The broadcast attracted widespread interest, which grew. Its truth was denied by the Prime Minister’s official spokesman, Alastair Campbell, after he and Gilligan had both given evidence to the House of Commons Foreign Affairs Committee (FAC) on 19 June and 25 June respectively. During late June the interest of the media, that of the BBC in particular, and of the government focused on identifying Gilligan’s ‘official’. The mystery was partially dissolved on 1 July when a letter, written the previous day, was received at the Ministry of Defence. It came from Dr David Kelly, a scientific civil servant with great experience in the arms control field in general and Iraqi WMD in particular, and revealed that he was the ‘official’ Gilligan had cited. He carefully defined what had been discussed in the Charing Cross Hotel, over a glass of apple juice.
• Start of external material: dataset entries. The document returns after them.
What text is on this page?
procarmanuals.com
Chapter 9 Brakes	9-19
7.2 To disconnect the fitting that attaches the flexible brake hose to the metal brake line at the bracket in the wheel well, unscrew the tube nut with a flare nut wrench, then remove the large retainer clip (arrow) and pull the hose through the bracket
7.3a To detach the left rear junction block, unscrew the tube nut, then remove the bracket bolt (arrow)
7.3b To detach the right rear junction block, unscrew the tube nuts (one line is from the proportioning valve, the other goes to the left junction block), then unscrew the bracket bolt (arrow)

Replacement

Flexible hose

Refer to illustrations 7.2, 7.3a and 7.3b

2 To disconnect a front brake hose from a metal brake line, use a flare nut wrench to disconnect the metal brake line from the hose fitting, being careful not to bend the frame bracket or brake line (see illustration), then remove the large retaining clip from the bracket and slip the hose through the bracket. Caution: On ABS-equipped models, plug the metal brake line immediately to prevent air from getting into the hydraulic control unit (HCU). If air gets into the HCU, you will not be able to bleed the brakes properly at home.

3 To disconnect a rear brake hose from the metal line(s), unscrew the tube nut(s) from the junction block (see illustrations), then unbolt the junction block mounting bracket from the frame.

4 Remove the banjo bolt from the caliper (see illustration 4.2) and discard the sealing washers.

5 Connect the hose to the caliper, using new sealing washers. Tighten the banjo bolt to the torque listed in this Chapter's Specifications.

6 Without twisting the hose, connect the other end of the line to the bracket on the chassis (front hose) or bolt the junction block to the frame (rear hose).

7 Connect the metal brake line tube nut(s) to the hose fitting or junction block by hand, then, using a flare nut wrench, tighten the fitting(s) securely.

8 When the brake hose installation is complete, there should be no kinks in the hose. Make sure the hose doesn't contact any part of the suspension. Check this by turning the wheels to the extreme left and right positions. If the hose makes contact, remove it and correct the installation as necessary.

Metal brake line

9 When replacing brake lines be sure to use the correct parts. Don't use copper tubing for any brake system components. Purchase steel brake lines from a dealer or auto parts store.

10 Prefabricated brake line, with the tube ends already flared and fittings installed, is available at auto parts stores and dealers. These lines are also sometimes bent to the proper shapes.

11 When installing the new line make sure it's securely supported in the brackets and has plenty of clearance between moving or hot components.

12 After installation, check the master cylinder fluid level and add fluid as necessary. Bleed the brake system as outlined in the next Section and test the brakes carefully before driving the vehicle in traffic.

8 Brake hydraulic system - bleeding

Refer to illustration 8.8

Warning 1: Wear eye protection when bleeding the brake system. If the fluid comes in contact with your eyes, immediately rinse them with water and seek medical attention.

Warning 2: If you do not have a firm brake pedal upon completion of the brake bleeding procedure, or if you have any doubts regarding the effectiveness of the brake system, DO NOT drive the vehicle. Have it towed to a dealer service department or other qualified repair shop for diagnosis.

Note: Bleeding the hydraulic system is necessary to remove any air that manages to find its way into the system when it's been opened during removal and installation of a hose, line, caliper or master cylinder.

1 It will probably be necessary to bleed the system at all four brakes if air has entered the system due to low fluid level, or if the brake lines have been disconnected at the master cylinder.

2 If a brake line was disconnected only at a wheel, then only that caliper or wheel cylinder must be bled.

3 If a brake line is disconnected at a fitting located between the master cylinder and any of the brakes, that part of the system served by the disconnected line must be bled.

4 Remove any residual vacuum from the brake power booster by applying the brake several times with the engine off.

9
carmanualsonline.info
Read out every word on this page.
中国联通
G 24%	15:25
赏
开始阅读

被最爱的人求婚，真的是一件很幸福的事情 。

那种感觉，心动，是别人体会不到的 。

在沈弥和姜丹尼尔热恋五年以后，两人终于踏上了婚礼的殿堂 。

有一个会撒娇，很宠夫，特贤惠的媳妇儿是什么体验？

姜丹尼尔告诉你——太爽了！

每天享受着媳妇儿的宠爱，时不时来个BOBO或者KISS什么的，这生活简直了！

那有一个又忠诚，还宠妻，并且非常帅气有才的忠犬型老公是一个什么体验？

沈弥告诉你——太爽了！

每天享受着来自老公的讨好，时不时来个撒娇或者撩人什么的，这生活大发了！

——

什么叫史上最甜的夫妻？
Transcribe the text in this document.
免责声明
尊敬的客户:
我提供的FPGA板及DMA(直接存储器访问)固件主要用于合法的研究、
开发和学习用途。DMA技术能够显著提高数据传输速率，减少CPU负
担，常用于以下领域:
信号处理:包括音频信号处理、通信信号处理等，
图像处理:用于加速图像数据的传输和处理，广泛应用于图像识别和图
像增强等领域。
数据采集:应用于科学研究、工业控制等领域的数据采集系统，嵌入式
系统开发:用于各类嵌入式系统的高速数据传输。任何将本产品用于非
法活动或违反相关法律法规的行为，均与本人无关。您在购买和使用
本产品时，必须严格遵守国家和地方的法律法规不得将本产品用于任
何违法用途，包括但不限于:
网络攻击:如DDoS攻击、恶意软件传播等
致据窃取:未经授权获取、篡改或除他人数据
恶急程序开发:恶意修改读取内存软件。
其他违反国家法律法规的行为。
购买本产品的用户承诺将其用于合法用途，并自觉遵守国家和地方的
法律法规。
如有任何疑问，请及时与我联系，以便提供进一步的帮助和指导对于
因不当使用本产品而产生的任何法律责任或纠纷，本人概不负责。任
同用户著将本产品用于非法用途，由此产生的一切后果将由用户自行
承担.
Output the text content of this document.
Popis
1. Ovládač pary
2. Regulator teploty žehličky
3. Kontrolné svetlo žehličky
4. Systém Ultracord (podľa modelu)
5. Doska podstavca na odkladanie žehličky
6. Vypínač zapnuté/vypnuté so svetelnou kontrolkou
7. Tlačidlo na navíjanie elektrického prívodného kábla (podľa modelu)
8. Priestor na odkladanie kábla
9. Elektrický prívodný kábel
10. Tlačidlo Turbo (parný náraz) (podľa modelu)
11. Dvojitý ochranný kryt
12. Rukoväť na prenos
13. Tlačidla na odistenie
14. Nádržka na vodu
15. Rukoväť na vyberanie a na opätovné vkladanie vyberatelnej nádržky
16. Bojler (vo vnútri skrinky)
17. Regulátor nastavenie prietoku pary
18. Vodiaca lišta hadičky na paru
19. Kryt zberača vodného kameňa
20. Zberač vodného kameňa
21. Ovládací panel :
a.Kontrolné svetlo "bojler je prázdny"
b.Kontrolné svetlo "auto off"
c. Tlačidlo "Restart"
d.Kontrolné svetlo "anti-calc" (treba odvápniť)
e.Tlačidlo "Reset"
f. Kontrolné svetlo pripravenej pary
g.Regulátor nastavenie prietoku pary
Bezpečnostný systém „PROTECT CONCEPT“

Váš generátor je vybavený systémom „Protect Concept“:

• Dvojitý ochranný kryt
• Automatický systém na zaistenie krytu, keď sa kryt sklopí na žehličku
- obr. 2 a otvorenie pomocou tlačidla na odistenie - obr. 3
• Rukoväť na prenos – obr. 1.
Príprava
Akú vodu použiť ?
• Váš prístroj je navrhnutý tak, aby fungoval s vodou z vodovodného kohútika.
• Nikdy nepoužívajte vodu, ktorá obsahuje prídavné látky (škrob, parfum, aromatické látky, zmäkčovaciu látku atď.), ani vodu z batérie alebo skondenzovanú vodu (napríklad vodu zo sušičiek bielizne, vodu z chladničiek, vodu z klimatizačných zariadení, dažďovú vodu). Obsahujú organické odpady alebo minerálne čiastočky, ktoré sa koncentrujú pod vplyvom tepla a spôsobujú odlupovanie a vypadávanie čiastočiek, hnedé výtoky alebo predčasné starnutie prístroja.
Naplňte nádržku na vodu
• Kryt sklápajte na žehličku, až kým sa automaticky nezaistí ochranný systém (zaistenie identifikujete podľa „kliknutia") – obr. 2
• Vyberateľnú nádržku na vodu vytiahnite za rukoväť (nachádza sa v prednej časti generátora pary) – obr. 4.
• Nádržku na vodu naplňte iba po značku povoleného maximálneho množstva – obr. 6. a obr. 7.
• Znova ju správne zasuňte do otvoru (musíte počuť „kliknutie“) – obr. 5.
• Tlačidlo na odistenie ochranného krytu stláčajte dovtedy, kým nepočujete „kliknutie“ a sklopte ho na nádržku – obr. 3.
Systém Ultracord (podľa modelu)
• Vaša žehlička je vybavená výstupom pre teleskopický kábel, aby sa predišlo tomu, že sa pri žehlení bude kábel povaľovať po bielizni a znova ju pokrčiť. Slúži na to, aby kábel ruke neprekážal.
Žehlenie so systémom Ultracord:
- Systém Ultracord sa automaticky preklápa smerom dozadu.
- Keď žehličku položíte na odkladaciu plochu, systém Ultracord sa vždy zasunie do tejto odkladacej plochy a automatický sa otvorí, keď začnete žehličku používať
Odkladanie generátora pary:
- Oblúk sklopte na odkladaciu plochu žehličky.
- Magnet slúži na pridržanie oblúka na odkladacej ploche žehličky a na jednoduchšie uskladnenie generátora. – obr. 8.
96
He emphasized that he had in no way said anything to undermine government policy, revealed that he supported the war, because he regarded Saddam as a threat to regional peace, and admitted only that he had conceded that the ‘forty-five minute’ claim might have been added to the dossier ‘for impact’. There were no witnesses to their conversation and no evidence of its content, except for Gilligan’s skimpy and barely decipherable notes.
Two consequences followed from the receipt of Dr Kelly’s letter at the Ministry of Defence. One was that he was required
to give evidence before the Commons Foreign Affairs Committee, in public and on television, on 15 July, and before the Intelligence and Security Committee (ISC) on 16 July; the other was that, over the course of the next days, Dr Kelly was revealed by the government, in a convoluted and less than frank way, to be Andrew Gilligan’s ‘official’ (it was a complication of the story, wholly unfair to Dr Kelly, that he had somehow been characterized, and would so be described by much of the media, as an ‘intelligence officer’, which he was not). Dr Kelly was roughly handled by several members of the FAC, particularly a Labour member, Andrew Mackinlay, a backbencher who went out of his way to scorn Dr Kelly, a highly distinguished scientist and devoted government servant, as ‘chaff’ and ‘a fall guy’. Many viewers were stunned by Mackinlay’s performance, which many felt was unworthy of a Member of Parliament.